= Bleu Copas =

American Arabic translator

Bleu Copas is an American Arabic translator. In 2006, he was discharged from the United States Army under the Don't ask, don't tell policy for being gay. The discharge was seen as controversial not only for the policy but also for the timing when the Army had a pronounced need for Arab translators with the war on terrorism.

Born in 1976, Copas was raised in Tennessee in a conservative and religious environment. He reports admiring the ideal of military service as a child, and he enrolled in ROTC in college. After the September 11, 2001 attacks on the United States, Copas enlisted in the Army. After basic training at Fort Jackson, South Carolina, he attended the Defense Language Institute in California. There, he was trained in Arabic for future assignment as a combat translator.

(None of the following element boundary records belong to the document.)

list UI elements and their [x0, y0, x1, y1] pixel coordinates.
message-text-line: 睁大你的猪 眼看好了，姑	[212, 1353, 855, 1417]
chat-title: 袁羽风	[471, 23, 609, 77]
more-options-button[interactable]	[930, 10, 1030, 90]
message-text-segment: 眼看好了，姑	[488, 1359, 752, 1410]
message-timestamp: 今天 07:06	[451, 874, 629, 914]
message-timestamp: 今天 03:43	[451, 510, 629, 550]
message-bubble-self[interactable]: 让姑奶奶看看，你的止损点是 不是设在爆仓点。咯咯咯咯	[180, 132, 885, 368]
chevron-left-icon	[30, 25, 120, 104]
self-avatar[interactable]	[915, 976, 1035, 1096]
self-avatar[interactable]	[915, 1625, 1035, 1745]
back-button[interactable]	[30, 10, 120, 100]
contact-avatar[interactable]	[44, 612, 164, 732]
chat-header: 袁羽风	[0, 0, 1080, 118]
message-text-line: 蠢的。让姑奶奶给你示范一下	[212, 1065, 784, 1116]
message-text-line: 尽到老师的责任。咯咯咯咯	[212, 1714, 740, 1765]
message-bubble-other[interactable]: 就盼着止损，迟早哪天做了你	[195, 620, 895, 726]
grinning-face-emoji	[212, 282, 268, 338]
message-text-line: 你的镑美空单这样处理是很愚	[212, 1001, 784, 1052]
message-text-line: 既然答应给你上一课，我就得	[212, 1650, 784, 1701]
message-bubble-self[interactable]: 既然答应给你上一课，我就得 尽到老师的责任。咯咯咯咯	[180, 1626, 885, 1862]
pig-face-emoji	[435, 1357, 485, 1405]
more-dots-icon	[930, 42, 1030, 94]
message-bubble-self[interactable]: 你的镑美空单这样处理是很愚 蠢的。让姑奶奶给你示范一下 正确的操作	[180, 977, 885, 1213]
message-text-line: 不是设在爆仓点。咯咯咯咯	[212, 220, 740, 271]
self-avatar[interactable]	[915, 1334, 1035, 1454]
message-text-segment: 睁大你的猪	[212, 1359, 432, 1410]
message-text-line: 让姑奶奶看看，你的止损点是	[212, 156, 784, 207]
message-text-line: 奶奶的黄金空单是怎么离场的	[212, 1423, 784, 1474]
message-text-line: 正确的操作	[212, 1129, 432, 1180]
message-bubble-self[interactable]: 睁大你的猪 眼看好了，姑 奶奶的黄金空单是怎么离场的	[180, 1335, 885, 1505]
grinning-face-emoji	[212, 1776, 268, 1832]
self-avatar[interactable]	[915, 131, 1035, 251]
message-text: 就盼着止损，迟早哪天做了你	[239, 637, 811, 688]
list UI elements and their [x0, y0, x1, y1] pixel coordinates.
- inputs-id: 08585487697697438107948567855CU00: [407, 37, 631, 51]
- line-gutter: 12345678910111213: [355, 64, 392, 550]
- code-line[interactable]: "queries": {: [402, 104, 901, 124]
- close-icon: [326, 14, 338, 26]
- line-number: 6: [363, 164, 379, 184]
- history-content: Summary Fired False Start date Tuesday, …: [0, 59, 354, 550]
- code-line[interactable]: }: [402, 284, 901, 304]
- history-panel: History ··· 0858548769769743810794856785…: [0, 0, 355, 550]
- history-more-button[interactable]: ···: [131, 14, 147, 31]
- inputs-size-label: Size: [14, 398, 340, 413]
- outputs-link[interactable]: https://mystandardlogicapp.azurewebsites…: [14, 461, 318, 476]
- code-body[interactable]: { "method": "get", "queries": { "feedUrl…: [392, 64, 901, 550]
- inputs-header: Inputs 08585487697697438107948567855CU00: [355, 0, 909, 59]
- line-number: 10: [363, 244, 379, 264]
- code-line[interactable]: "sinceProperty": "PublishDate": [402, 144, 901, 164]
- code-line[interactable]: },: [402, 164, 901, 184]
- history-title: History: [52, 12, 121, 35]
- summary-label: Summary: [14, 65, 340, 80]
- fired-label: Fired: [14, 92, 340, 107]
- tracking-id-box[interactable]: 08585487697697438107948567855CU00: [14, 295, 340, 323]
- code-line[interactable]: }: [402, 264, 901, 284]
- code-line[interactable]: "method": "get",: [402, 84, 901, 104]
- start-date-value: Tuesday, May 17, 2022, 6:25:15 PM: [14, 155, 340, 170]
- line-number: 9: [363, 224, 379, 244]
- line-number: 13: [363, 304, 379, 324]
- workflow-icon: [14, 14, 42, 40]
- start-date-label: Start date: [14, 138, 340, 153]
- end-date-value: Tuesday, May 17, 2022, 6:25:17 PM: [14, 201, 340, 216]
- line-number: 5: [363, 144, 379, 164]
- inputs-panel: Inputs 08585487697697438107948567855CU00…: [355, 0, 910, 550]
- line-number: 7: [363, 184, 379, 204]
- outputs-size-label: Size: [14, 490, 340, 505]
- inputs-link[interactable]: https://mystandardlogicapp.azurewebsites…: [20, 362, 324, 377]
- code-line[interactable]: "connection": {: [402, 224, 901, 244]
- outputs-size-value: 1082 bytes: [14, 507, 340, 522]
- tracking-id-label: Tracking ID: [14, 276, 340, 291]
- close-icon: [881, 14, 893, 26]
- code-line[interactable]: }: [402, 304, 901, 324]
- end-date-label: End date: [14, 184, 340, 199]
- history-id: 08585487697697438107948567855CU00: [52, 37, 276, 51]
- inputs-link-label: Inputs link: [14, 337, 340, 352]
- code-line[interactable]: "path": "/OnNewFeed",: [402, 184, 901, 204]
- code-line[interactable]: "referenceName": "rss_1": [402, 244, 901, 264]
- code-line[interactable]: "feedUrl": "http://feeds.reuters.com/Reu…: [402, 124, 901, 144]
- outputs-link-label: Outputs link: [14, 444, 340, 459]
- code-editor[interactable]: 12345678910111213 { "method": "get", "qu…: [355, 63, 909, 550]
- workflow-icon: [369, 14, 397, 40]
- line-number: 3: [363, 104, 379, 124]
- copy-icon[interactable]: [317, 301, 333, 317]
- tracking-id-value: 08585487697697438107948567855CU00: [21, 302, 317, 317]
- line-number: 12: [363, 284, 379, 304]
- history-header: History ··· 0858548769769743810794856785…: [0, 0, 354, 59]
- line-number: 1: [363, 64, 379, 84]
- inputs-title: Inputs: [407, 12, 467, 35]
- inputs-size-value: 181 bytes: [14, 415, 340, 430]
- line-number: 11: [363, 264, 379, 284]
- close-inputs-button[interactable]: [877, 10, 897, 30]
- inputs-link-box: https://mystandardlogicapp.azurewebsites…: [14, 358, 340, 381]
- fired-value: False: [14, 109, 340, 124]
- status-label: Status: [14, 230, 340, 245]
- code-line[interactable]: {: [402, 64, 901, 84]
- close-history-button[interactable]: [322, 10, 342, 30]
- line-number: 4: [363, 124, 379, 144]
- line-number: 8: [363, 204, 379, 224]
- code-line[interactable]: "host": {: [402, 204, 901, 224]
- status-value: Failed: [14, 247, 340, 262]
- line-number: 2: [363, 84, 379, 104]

Copas, who never admitted being gay while a soldier, was discharged honorably after an eight-month investigation. The investigation was triggered by a number of anonymous e-mails accusing Copas of homosexual acts; Copas's battalion commander with the 82nd Airborne at Fort Bragg determined that the evidence was sufficient to discharge Copas despite his denial. The Army claimed that the evidence indicated that Copas had engaged in at least two homosexual affairs while in the service, and that the e-mails had been sent in revenge for the failure of one of these relationships. Copas suggests that the information came from an anonymous informant whom he had met and mistakenly befriended in a chat room.

Copas has since returned to East Tennessee State University where he is studying for a master's degree in counseling.